Ecco The mystery of Marilyn Monroe A quasi 60 anni dalla morte, un lavoro che rende ancora più inquietante la sua fine

Nella notte tra il 4 e il 5 agosto prossimi saranno trascorsi 60 anni dalla morte di Marilyn Monroe.
C’è una foto della polizia, scattata al momento della scoperta del corpo, che vede la donna più
celebre del 20º secolo a pancia in giù, il volto sul cuscino, i capelli e le lenzuola scompigliate a
fianco a un comodino affollato di oggetti. Aveva 36 anni e viveva nella sua casa a Brentwood, nella scintillante Los Angeles, con la sua governante come unico rimedio a un’esistenza fatta di tormenti
e solitudine.
Ancor più che della sua già leggendaria vita, della morte della diva che più di tutte ha fatto la storia del cinema americano si parla da quella maledetta notte, alimentando l’enorme buco nero di interrogativi sulle reali cause del decesso con ipotesi e congetture per lo più poco credibili o impossibili da corroborare. Sarà stato dunque il fascino che continua ad aleggiare intorno a questo indecifrabile mistero ad aver dato adito al clamore creatosi attorno a The Mystery of Marilyn Monroe: The Unheard Tapes, documentario prodotto in casa Netflix che segue le tracce di Anthony
Summers, giornalista investigativo che dal 1985 al 1988 ha dedicato la sua intera vita professionale alle ricerche sulla morte della diva, intervistando un totale di 650 persone tra addetti ai lavori, parenti, conoscenti e amici stretti della donna.

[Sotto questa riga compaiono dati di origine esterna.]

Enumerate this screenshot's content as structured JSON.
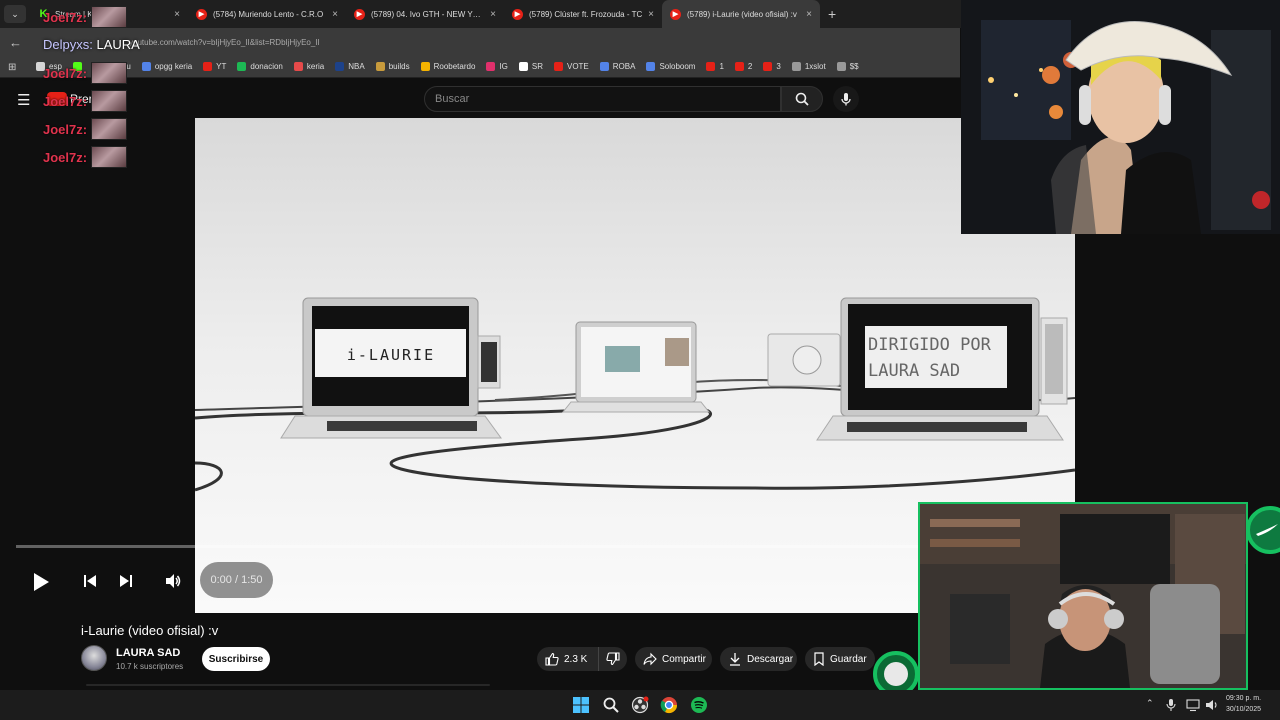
{
  "browser": {
    "tab_menu_glyph": "⌄",
    "tabs": [
      {
        "favicon": "kick",
        "title": "Stream | Kick",
        "close": "×",
        "active": false
      },
      {
        "favicon": "youtube",
        "title": "(5784) Muriendo Lento - C.R.O",
        "close": "×",
        "active": false
      },
      {
        "favicon": "youtube",
        "title": "(5789) 04. Ivo GTH - NEW YORK",
        "close": "×",
        "active": false
      },
      {
        "favicon": "youtube",
        "title": "(5789) Clúster ft. Frozouda - TC",
        "close": "×",
        "active": false
      },
      {
        "favicon": "youtube",
        "title": "(5789) i-Laurie (video ofisial) :v",
        "close": "×",
        "active": true
      }
    ],
    "new_tab": "+",
    "back_glyph": "←",
    "url": "youtube.com/watch?v=bIjHjyEo_II&list=RDbIjHjyEo_II",
    "bookmarks": [
      {
        "label": "esp",
        "color": "#d6d6d6"
      },
      {
        "label": "",
        "color": "#53fc18"
      },
      {
        "label": "coscu",
        "color": "#53fc18"
      },
      {
        "label": "opgg keria",
        "color": "#5383e8"
      },
      {
        "label": "YT",
        "color": "#e62117"
      },
      {
        "label": "donacion",
        "color": "#1db954"
      },
      {
        "label": "keria",
        "color": "#e64a4a"
      },
      {
        "label": "NBA",
        "color": "#1d428a"
      },
      {
        "label": "builds",
        "color": "#c89b3c"
      },
      {
        "label": "Roobetardo",
        "color": "#f5b300"
      },
      {
        "label": "IG",
        "color": "#e1306c"
      },
      {
        "label": "SR",
        "color": "#ffffff"
      },
      {
        "label": "VOTE",
        "color": "#e62117"
      },
      {
        "label": "ROBA",
        "color": "#5383e8"
      },
      {
        "label": "Soloboom",
        "color": "#5383e8"
      },
      {
        "label": "1",
        "color": "#e62117"
      },
      {
        "label": "2",
        "color": "#e62117"
      },
      {
        "label": "3",
        "color": "#e62117"
      },
      {
        "label": "1xslot",
        "color": "#999999"
      },
      {
        "label": "$$",
        "color": "#999999"
      }
    ]
  },
  "youtube": {
    "hamburger": "☰",
    "logo_text": "Prem",
    "search_placeholder": "Buscar",
    "video": {
      "title": "i-Laurie (video ofisial) :v",
      "screen_text_left": "i-LAURIE",
      "screen_text_right_1": "DIRIGIDO POR",
      "screen_text_right_2": "LAURA SAD",
      "current_time": "0:00 / 1:50"
    },
    "channel": {
      "name": "LAURA SAD",
      "subscribers": "10.7 k suscriptores",
      "subscribe_label": "Suscribirse"
    },
    "actions": {
      "likes": "2.3 K",
      "share": "Compartir",
      "download": "Descargar",
      "save": "Guardar"
    }
  },
  "chat": {
    "highlight_user": "Delpyxs:",
    "highlight_text": " LAURA",
    "lines": [
      {
        "user": "Joel7z:"
      },
      {
        "user": "Joel7z:"
      },
      {
        "user": "Joel7z:"
      },
      {
        "user": "Joel7z:"
      },
      {
        "user": "Joel7z:"
      },
      {
        "user": "Joel7z:"
      }
    ]
  },
  "taskbar": {
    "clock_time": "09:30 p. m.",
    "clock_date": "30/10/2025",
    "tray_chevron": "⌃"
  },
  "colors": {
    "chat_user": "#e0334d",
    "accent_green": "#16c060",
    "youtube_red": "#e62117"
  }
}
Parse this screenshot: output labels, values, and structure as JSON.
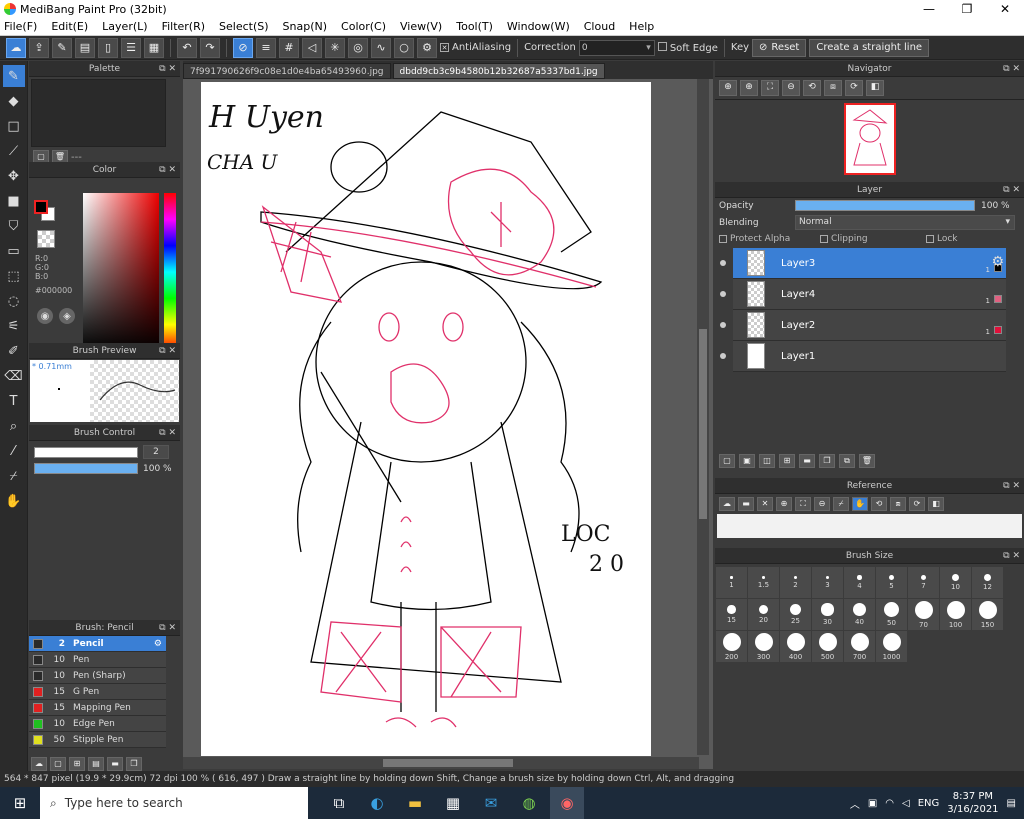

Questo coro di voci rivelatrici nel 1987 si era poi trasformato in un’accuratissima biografia dal
titolo Goddess: The secret lives of Marilyn Monroe; 35 anni dopo quelle stesse voci nella loro versione integrale e inedita hanno trovato una poetica visiva proprio nel racconto condotto dalla regista Emma Cooper, che col supporto delle cassette registrate e la partecipazione dello stesso Summers ha realizzato un’opera a metà tra podcast e documentario, mescolando i due mondi e raggiungendo risultati forse più interessanti sul piano della sperimentazione dei linguaggi che su quello strettamente investigativo.
Già documentarista e regista di reportage per la tv, per il racconto in vita e morte della Monroe la Cooper realizza una messa in scena molto incisiva e mirata a ricreare un’atmosfera immersiva: le vere voci dei nastri registrati diventano infatti il copione per degli attori che, pienamente calati in
quegli anni Ottanta in cui la vera investigazione era stata condotta, interpretano le parti delle reali persone intervistate da Summers. Il pubblico si troverà quindi catapultato nei caldi ambienti
dell’epoca e verrà investito da quell’ansia di scoperta che durante quegli anni febbrili aveva
animato la ricerca: con la stessa ossessione del cronista, anche noi ci trasformiamo in investigatori a tempo, determinati a unire tutti i punti per cercare di crearci la nostra personale versione dei fatti. E poco importa se ogni tanto questa dinamica può risultare ridondante, o se quasi nulla di nuovo si scopre sulla morte dell’attrice: l’apparato è stato messo in moto e cammina per la sua strada, la voce, le foto e i video di repertorio che catturano anche solo per un istante la Monroe e
il suo fascino immortale fanno il resto.